Foto: GaudiLab - shutterstock.com

Das Marktvolumen stieg nach Schätzungen der Lünendonk & Hossenfelder GmbH auf 11,1 Milliarden Euro in Deutschland. Dieses dynamische Wachstum verdeutlicht den strukturellen Flexibilitätsbedarf großer Anwenderunternehmen in Deutschland und zeigt, dass sich der Flexibilitätsbedarf bei IT-Projekten nicht wegregulieren lässt. So trat zum 1. April 2017 das "Gesetz zur Änderung des Arbeitnehmerüberlassungsgesetzes und anderer Gesetze" in Kraft, das auch Auswirkungen auf die Beauftragung von IT-Freelancern hat.

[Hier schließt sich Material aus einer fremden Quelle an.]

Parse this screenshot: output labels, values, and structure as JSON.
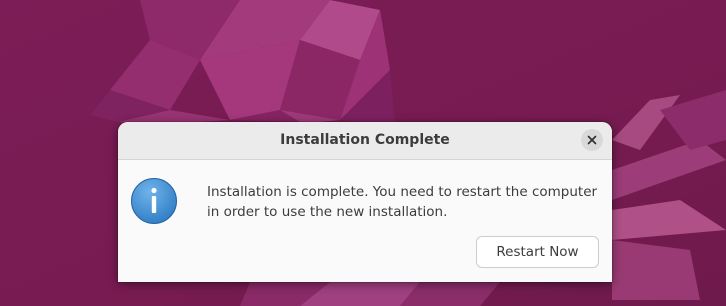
{
  "dialog": {
    "title": "Installation Complete",
    "message_line1": "Installation is complete. You need to restart the computer",
    "message_line2": "in order to use the new installation.",
    "primary_button_label": "Restart Now",
    "icon": "info-icon",
    "close_icon": "close-icon"
  },
  "colors": {
    "wallpaper_base": "#7a1f55",
    "wallpaper_accent": "#a8357a",
    "dialog_bg": "#fafafa",
    "titlebar_bg": "#ebebeb",
    "info_icon_blue": "#3d8fd6",
    "text": "#3c3c3c"
  }
}
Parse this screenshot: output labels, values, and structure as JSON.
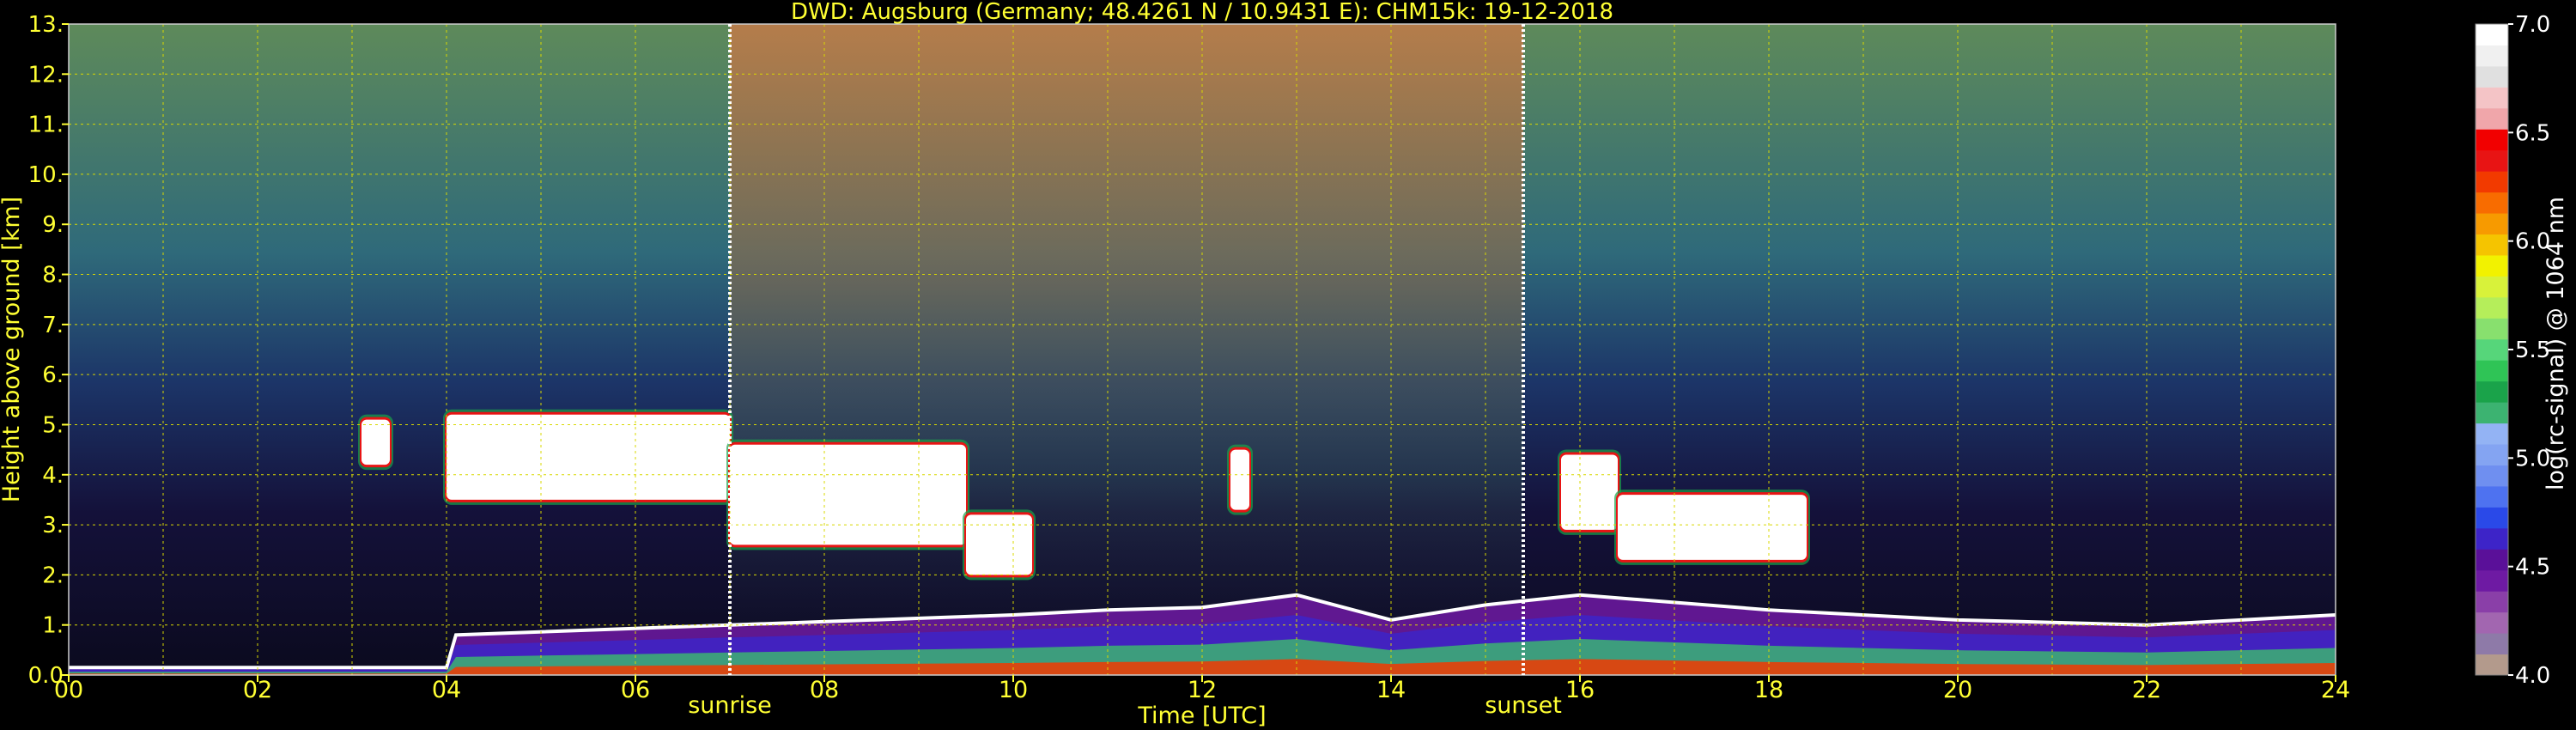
{
  "chart_data": {
    "type": "heatmap",
    "title": "DWD: Augsburg (Germany; 48.4261 N / 10.9431 E):    CHM15k: 19-12-2018",
    "xlabel": "Time [UTC]",
    "ylabel": "Height above ground [km]",
    "xlim": [
      0,
      24
    ],
    "ylim": [
      0,
      13
    ],
    "x_ticks": [
      "00",
      "02",
      "04",
      "06",
      "08",
      "10",
      "12",
      "14",
      "16",
      "18",
      "20",
      "22",
      "24"
    ],
    "y_ticks": [
      "0.0",
      "1.",
      "2.",
      "3.",
      "4.",
      "5.",
      "6.",
      "7.",
      "8.",
      "9.",
      "10.",
      "11.",
      "12.",
      "13."
    ],
    "grid": true,
    "annotations": [
      {
        "label": "sunrise",
        "time": 7.0
      },
      {
        "label": "sunset",
        "time": 15.4
      }
    ],
    "colorbar": {
      "label": "log(rc-signal) @ 1064 nm",
      "range": [
        4.0,
        7.0
      ],
      "ticks": [
        "4.0",
        "4.5",
        "5.0",
        "5.5",
        "6.0",
        "6.5",
        "7.0"
      ],
      "colors": [
        "#b39a8c",
        "#8e7aa8",
        "#a266b0",
        "#8a3fa8",
        "#6e1aa3",
        "#5a1099",
        "#3d24c8",
        "#2a49e8",
        "#4e72f0",
        "#6f8ff0",
        "#84a4f2",
        "#93b3f4",
        "#3cb371",
        "#1aa34a",
        "#2fc456",
        "#56d67a",
        "#88e06e",
        "#b5ee5a",
        "#d8f23a",
        "#f2f200",
        "#f5c400",
        "#f79a00",
        "#f86c00",
        "#f23a00",
        "#e81414",
        "#f20000",
        "#f0a6aa",
        "#f4c4c6",
        "#e0e0e0",
        "#f0f0f0",
        "#ffffff"
      ]
    },
    "cloud_layers": [
      {
        "t0": 3.1,
        "t1": 3.4,
        "h0": 4.2,
        "h1": 5.1
      },
      {
        "t0": 4.0,
        "t1": 7.0,
        "h0": 3.5,
        "h1": 5.2
      },
      {
        "t0": 7.0,
        "t1": 9.5,
        "h0": 2.6,
        "h1": 4.6
      },
      {
        "t0": 9.5,
        "t1": 10.2,
        "h0": 2.0,
        "h1": 3.2
      },
      {
        "t0": 12.3,
        "t1": 12.5,
        "h0": 3.3,
        "h1": 4.5
      },
      {
        "t0": 15.8,
        "t1": 16.4,
        "h0": 2.9,
        "h1": 4.4
      },
      {
        "t0": 16.4,
        "t1": 18.4,
        "h0": 2.3,
        "h1": 3.6
      }
    ],
    "boundary_layer": [
      {
        "t": 0,
        "h": 0.15
      },
      {
        "t": 4,
        "h": 0.15
      },
      {
        "t": 4.1,
        "h": 0.8
      },
      {
        "t": 7,
        "h": 1.0
      },
      {
        "t": 10,
        "h": 1.2
      },
      {
        "t": 11,
        "h": 1.3
      },
      {
        "t": 12,
        "h": 1.35
      },
      {
        "t": 13,
        "h": 1.6
      },
      {
        "t": 14,
        "h": 1.1
      },
      {
        "t": 15,
        "h": 1.4
      },
      {
        "t": 16,
        "h": 1.6
      },
      {
        "t": 18,
        "h": 1.3
      },
      {
        "t": 20,
        "h": 1.1
      },
      {
        "t": 22,
        "h": 1.0
      },
      {
        "t": 24,
        "h": 1.2
      }
    ]
  }
}
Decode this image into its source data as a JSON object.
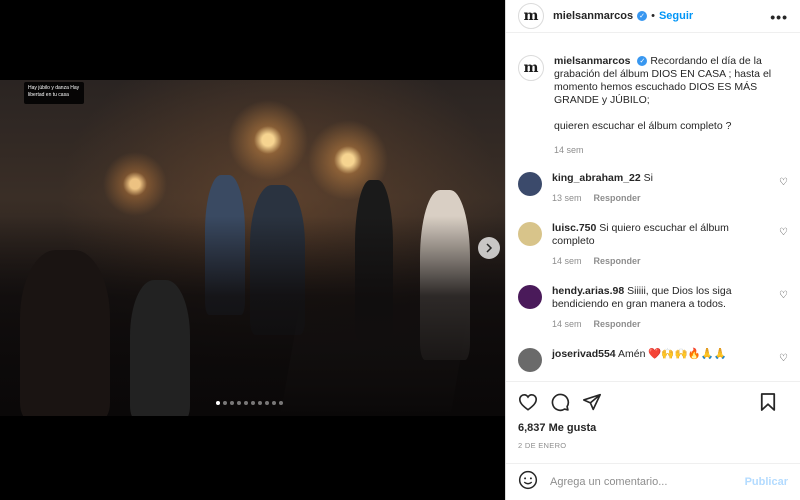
{
  "post": {
    "username": "mielsanmarcos",
    "follow_label": "Seguir",
    "separator": "•",
    "more_label": "•••",
    "avatar_letter": "m",
    "screen_sign_text": "Hay júbilo y danza Hay libertad en tu casa",
    "caption_line1": "Recordando el día de la grabación del álbum DIOS EN CASA ; hasta el momento hemos escuchado DIOS ES MÁS GRANDE y JÚBILO;",
    "caption_line2": "quieren escuchar el álbum completo ?",
    "caption_time": "14 sem",
    "carousel": {
      "count": 10,
      "active": 0
    }
  },
  "comments": [
    {
      "username": "king_abraham_22",
      "text": "Si",
      "time": "13 sem",
      "reply": "Responder",
      "avatar_color": "#3b4a6b"
    },
    {
      "username": "luisc.750",
      "text": "Si quiero escuchar el álbum completo",
      "time": "14 sem",
      "reply": "Responder",
      "avatar_color": "#d8c48a"
    },
    {
      "username": "hendy.arias.98",
      "text": "Siiiii, que Dios los siga bendiciendo en gran manera a todos.",
      "time": "14 sem",
      "reply": "Responder",
      "avatar_color": "#4a1a5a"
    },
    {
      "username": "joserivad554",
      "text": "Amén ❤️🙌🙌🔥🙏🙏",
      "time": "",
      "reply": "",
      "avatar_color": "#6a6a6a"
    }
  ],
  "actions": {
    "likes": "6,837 Me gusta",
    "date": "2 DE ENERO",
    "comment_placeholder": "Agrega un comentario...",
    "publish_label": "Publicar"
  },
  "colors": {
    "accent": "#0095f6",
    "verified": "#3897f0",
    "publish_disabled": "#b3dbff"
  }
}
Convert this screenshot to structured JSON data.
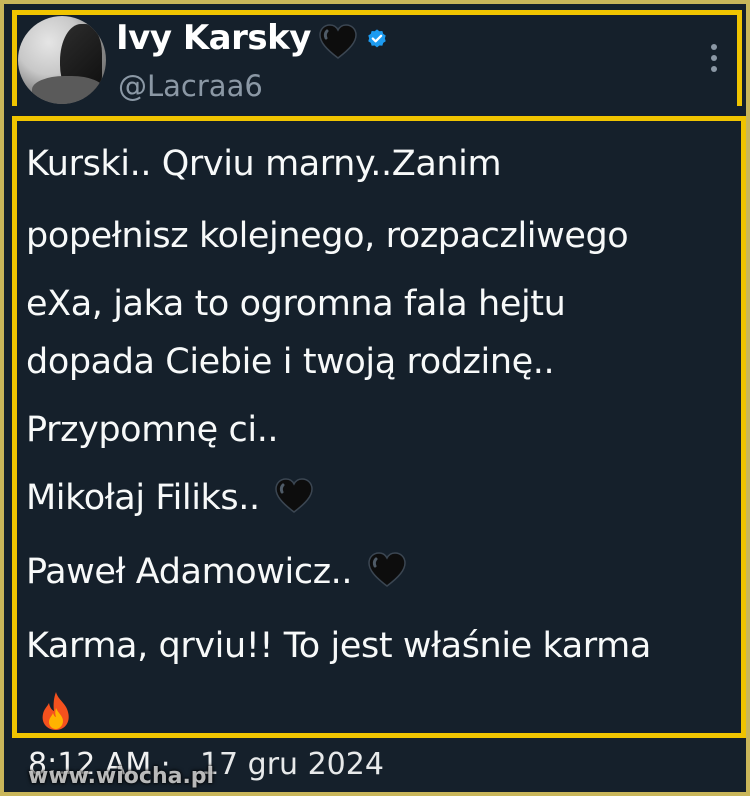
{
  "author": {
    "name": "Ivy Karsky",
    "handle": "@Lacraa6",
    "verified": true,
    "badge_icon": "black-heart-icon"
  },
  "post": {
    "lines": [
      {
        "text": "Kurski.. Qrviu marny..Zanim",
        "icon": null
      },
      {
        "text": "popełnisz kolejnego, rozpaczliwego",
        "icon": null
      },
      {
        "text": "eXa, jaka to ogromna fala hejtu",
        "icon": null
      },
      {
        "text": "dopada Ciebie i twoją rodzinę..",
        "icon": null
      },
      {
        "text": "Przypomnę ci..",
        "icon": null
      },
      {
        "text": "Mikołaj Filiks..",
        "icon": "black-heart-icon"
      },
      {
        "text": "Paweł Adamowicz..",
        "icon": "black-heart-icon"
      },
      {
        "text": "Karma, qrviu!! To jest właśnie karma",
        "icon": null
      }
    ],
    "trailing_emoji": "fire-icon"
  },
  "meta": {
    "time": "8:12 AM",
    "separator": "·",
    "date": "17 gru 2024"
  },
  "watermark": "www.wiocha.pl",
  "colors": {
    "background": "#15202b",
    "frame": "#f0c400",
    "text": "#f7f9f9",
    "secondary_text": "#8b98a5",
    "verified": "#1d9bf0"
  }
}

In der Praxis ist der Aufwand für mehr Transparenz und Compliance-Prüfungen bei der Projektvergabe gestiegen, die hohe Nachfrage führte trotzdem zu einem zweistelligen Wachstum bei den führenden Anbietern von Rekrutierung, Vermittlung und Steuerung von IT-Freelancern. Für das laufende Jahr sind die Anbieter sogar noch optimistischer und rechnen mit einem Wachstum der eigenen Umsätze von 11,2 Prozent (Median 12,0 Prozent). Das zeigen erste Auswertungen der aktuellen Lünendonk-Marktsegmentstudie 2018 "Der Markt für Rekrutierung, Vermittlung und Steuerung von IT-Freelancern in Deutschland".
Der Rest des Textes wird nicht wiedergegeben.